As it controverts stereotypes regarding the formidability of villains and the fragility of senior citizens, Caroline B. Cooney’s mystery novel Before She Was Helen is a delight.
Clemmie is a resident of Sun City, a retirees’ community where she’s known as Helen, a quiet Latin teacher. She appreciates the relative anonymity of Sun City living: bland activities rule, and no one asks many questions. But her genial hideaway is compromised when she snaps a photograph of a magnificent glass sculpture in a neighboring bungalow. Her great-nephew recognizes it as stolen work; its previous owner is informed of its whereabouts, and he decides to come after it in person.
But Sun City’s residents are tougher than he expects: they steal, they kill, they deal, and they live under assumed identities. A body is already festering in the garage when he arrives. While police investigators are hesitant to affix “suspect” to people prone to forgetfulness, Clemmie’s neighbors, more piqued than scandalized, defrost casseroles to trade for information about the murder in their midst.
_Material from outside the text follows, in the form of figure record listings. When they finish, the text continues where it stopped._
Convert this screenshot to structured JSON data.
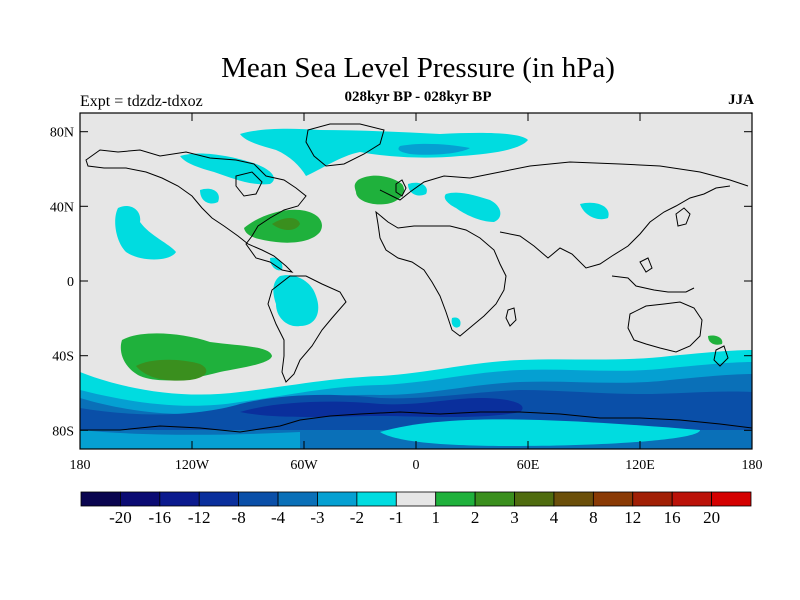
{
  "header": {
    "title": "Mean Sea Level Pressure (in hPa)",
    "subtitle": "028kyr BP - 028kyr BP",
    "expt_label": "Expt = tdzdz-tdxoz",
    "season": "JJA"
  },
  "axes": {
    "lat_ticks": [
      "80N",
      "40N",
      "0",
      "40S",
      "80S"
    ],
    "lon_ticks": [
      "180",
      "120W",
      "60W",
      "0",
      "60E",
      "120E",
      "180"
    ]
  },
  "colorbar": {
    "labels": [
      "-20",
      "-16",
      "-12",
      "-8",
      "-4",
      "-3",
      "-2",
      "-1",
      "1",
      "2",
      "3",
      "4",
      "8",
      "12",
      "16",
      "20"
    ],
    "colors": [
      "#0a0550",
      "#0b0b73",
      "#0b1a8e",
      "#0a2f9c",
      "#0a4fa8",
      "#0a70b8",
      "#05a0d2",
      "#00dce0",
      "#e6e6e6",
      "#1fb13c",
      "#3a8f1e",
      "#4f6c0f",
      "#6b4f0a",
      "#8a3a05",
      "#a11f05",
      "#bb1209",
      "#d40000"
    ]
  },
  "map": {
    "projection": "cylindrical-equidistant",
    "lon_range": [
      -180,
      180
    ],
    "lat_range": [
      -90,
      90
    ],
    "background_color": "#e6e6e6",
    "anomaly_regions": [
      {
        "name": "north-pacific-neg",
        "value_class": "-1",
        "color": "#00dce0"
      },
      {
        "name": "greenland-arctic-neg",
        "value_class": "-1",
        "color": "#00dce0"
      },
      {
        "name": "north-atlantic-pos",
        "value_class": "1",
        "color": "#1fb13c"
      },
      {
        "name": "gulf-stream-pos",
        "value_class": "2",
        "color": "#3a8f1e"
      },
      {
        "name": "south-pacific-pos",
        "value_class": "2",
        "color": "#3a8f1e"
      },
      {
        "name": "southern-ocean-neg",
        "value_class": "-4",
        "color": "#0a4fa8"
      }
    ]
  }
}
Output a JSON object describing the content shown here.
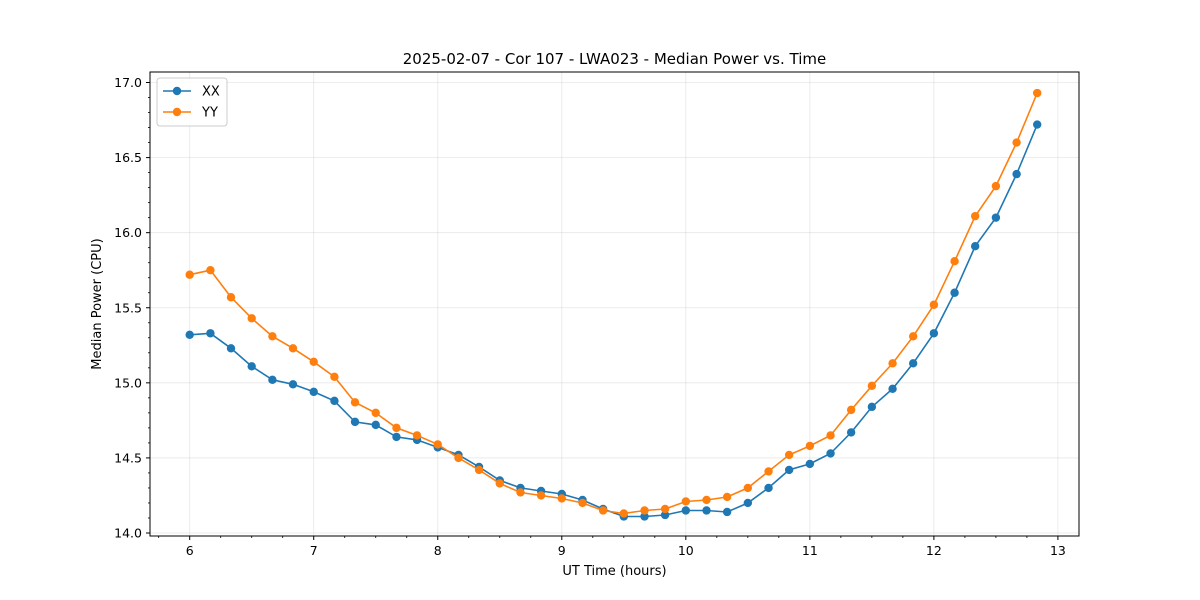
{
  "chart_data": {
    "type": "line",
    "title": "2025-02-07 - Cor 107 - LWA023 - Median Power vs. Time",
    "xlabel": "UT Time (hours)",
    "ylabel": "Median Power (CPU)",
    "xlim": [
      5.68,
      13.17
    ],
    "ylim": [
      13.98,
      17.07
    ],
    "xticks": [
      6,
      7,
      8,
      9,
      10,
      11,
      12,
      13
    ],
    "yticks": [
      14.0,
      14.5,
      15.0,
      15.5,
      16.0,
      16.5,
      17.0
    ],
    "xtick_labels": [
      "6",
      "7",
      "8",
      "9",
      "10",
      "11",
      "12",
      "13"
    ],
    "ytick_labels": [
      "14.0",
      "14.5",
      "15.0",
      "15.5",
      "16.0",
      "16.5",
      "17.0"
    ],
    "grid": true,
    "legend_position": "upper left",
    "x": [
      6.0,
      6.167,
      6.333,
      6.5,
      6.667,
      6.833,
      7.0,
      7.167,
      7.333,
      7.5,
      7.667,
      7.833,
      8.0,
      8.167,
      8.333,
      8.5,
      8.667,
      8.833,
      9.0,
      9.167,
      9.333,
      9.5,
      9.667,
      9.833,
      10.0,
      10.167,
      10.333,
      10.5,
      10.667,
      10.833,
      11.0,
      11.167,
      11.333,
      11.5,
      11.667,
      11.833,
      12.0,
      12.167,
      12.333,
      12.5,
      12.667,
      12.833
    ],
    "series": [
      {
        "name": "XX",
        "color": "#1f77b4",
        "values": [
          15.32,
          15.33,
          15.23,
          15.11,
          15.02,
          14.99,
          14.94,
          14.88,
          14.74,
          14.72,
          14.64,
          14.62,
          14.57,
          14.52,
          14.44,
          14.35,
          14.3,
          14.28,
          14.26,
          14.22,
          14.16,
          14.11,
          14.11,
          14.12,
          14.15,
          14.15,
          14.14,
          14.2,
          14.3,
          14.42,
          14.46,
          14.53,
          14.67,
          14.84,
          14.96,
          15.13,
          15.33,
          15.6,
          15.91,
          16.1,
          16.39,
          16.72
        ]
      },
      {
        "name": "YY",
        "color": "#ff7f0e",
        "values": [
          15.72,
          15.75,
          15.57,
          15.43,
          15.31,
          15.23,
          15.14,
          15.04,
          14.87,
          14.8,
          14.7,
          14.65,
          14.59,
          14.5,
          14.42,
          14.33,
          14.27,
          14.25,
          14.23,
          14.2,
          14.15,
          14.13,
          14.15,
          14.16,
          14.21,
          14.22,
          14.24,
          14.3,
          14.41,
          14.52,
          14.58,
          14.65,
          14.82,
          14.98,
          15.13,
          15.31,
          15.52,
          15.81,
          16.11,
          16.31,
          16.6,
          16.93
        ]
      }
    ]
  }
}
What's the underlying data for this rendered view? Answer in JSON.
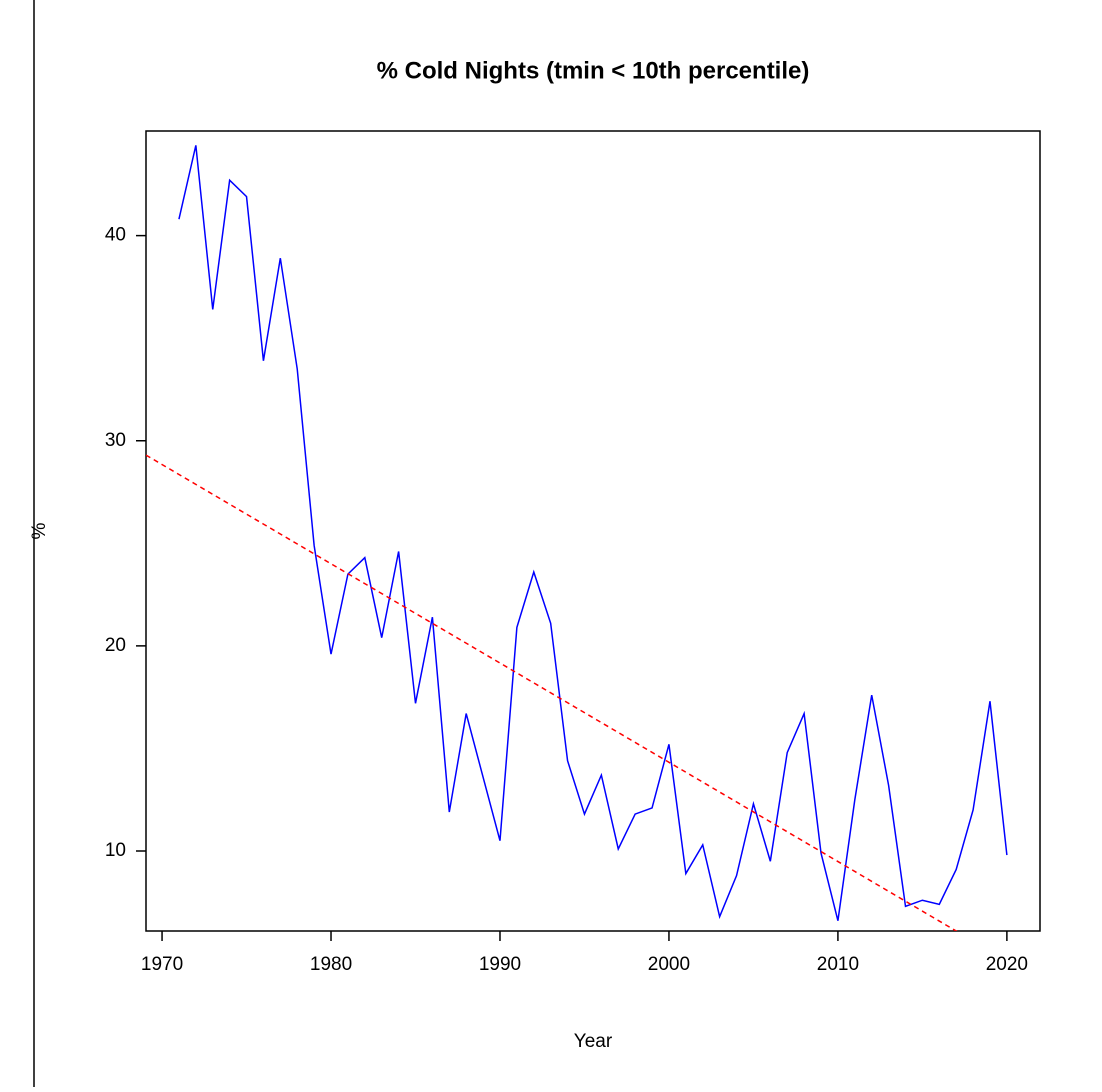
{
  "chart_data": {
    "type": "line",
    "title": "% Cold Nights (tmin < 10th percentile)",
    "x_label": "Year",
    "y_label": "%",
    "x": [
      1971,
      1972,
      1973,
      1974,
      1975,
      1976,
      1977,
      1978,
      1979,
      1980,
      1981,
      1982,
      1983,
      1984,
      1985,
      1986,
      1987,
      1988,
      1989,
      1990,
      1991,
      1992,
      1993,
      1994,
      1995,
      1996,
      1997,
      1998,
      1999,
      2000,
      2001,
      2002,
      2003,
      2004,
      2005,
      2006,
      2007,
      2008,
      2009,
      2010,
      2011,
      2012,
      2013,
      2014,
      2015,
      2016,
      2017,
      2018,
      2019,
      2020
    ],
    "series": [
      {
        "name": "% Cold Nights",
        "color": "#0000ff",
        "values": [
          40.8,
          44.4,
          36.4,
          42.7,
          41.9,
          33.9,
          38.9,
          33.5,
          24.9,
          19.6,
          23.5,
          24.3,
          20.4,
          24.6,
          17.2,
          21.4,
          11.9,
          16.7,
          13.6,
          10.5,
          20.9,
          23.6,
          21.1,
          14.4,
          11.8,
          13.7,
          10.1,
          11.8,
          12.1,
          15.2,
          8.9,
          10.3,
          6.8,
          8.8,
          12.3,
          9.5,
          14.8,
          16.7,
          9.9,
          6.6,
          12.5,
          17.6,
          13.2,
          7.3,
          7.6,
          7.4,
          9.1,
          12.0,
          17.3,
          9.8
        ]
      },
      {
        "name": "trend",
        "color": "#ff0000",
        "dashed": true,
        "x": [
          1969.05,
          2021.96
        ],
        "values": [
          29.3,
          3.7
        ]
      }
    ],
    "xlim": [
      1969.05,
      2021.96
    ],
    "ylim": [
      6.1,
      45.1
    ],
    "xticks": [
      1970,
      1980,
      1990,
      2000,
      2010,
      2020
    ],
    "yticks": [
      10,
      20,
      30,
      40
    ]
  }
}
Clemmie becomes a reluctant participant, harboring a drug dealer in her laundry room and hoping that her fingerprints won’t connect to a fifty-year-old cold case.
While Sun City’s sly and scheming residents take full advantage of the low expectations of others, the novel’s villains exhibit hubris, underrating those they work against. A slight girl may seem an easy target, and a retiree an unlikely killer, but neither presumption is safe. Coach Creek, the nightmare from Clemmie’s past who inspired her second life, stalks the novel’s pages before receiving his comeuppance; the moment is irresistible, as are late hopes that Clemmie may have the reunion that she’s longed for across decades.
In Caroline B. Cooney’s delicious mystery novel, predators are punished and underestimated seniors get their due.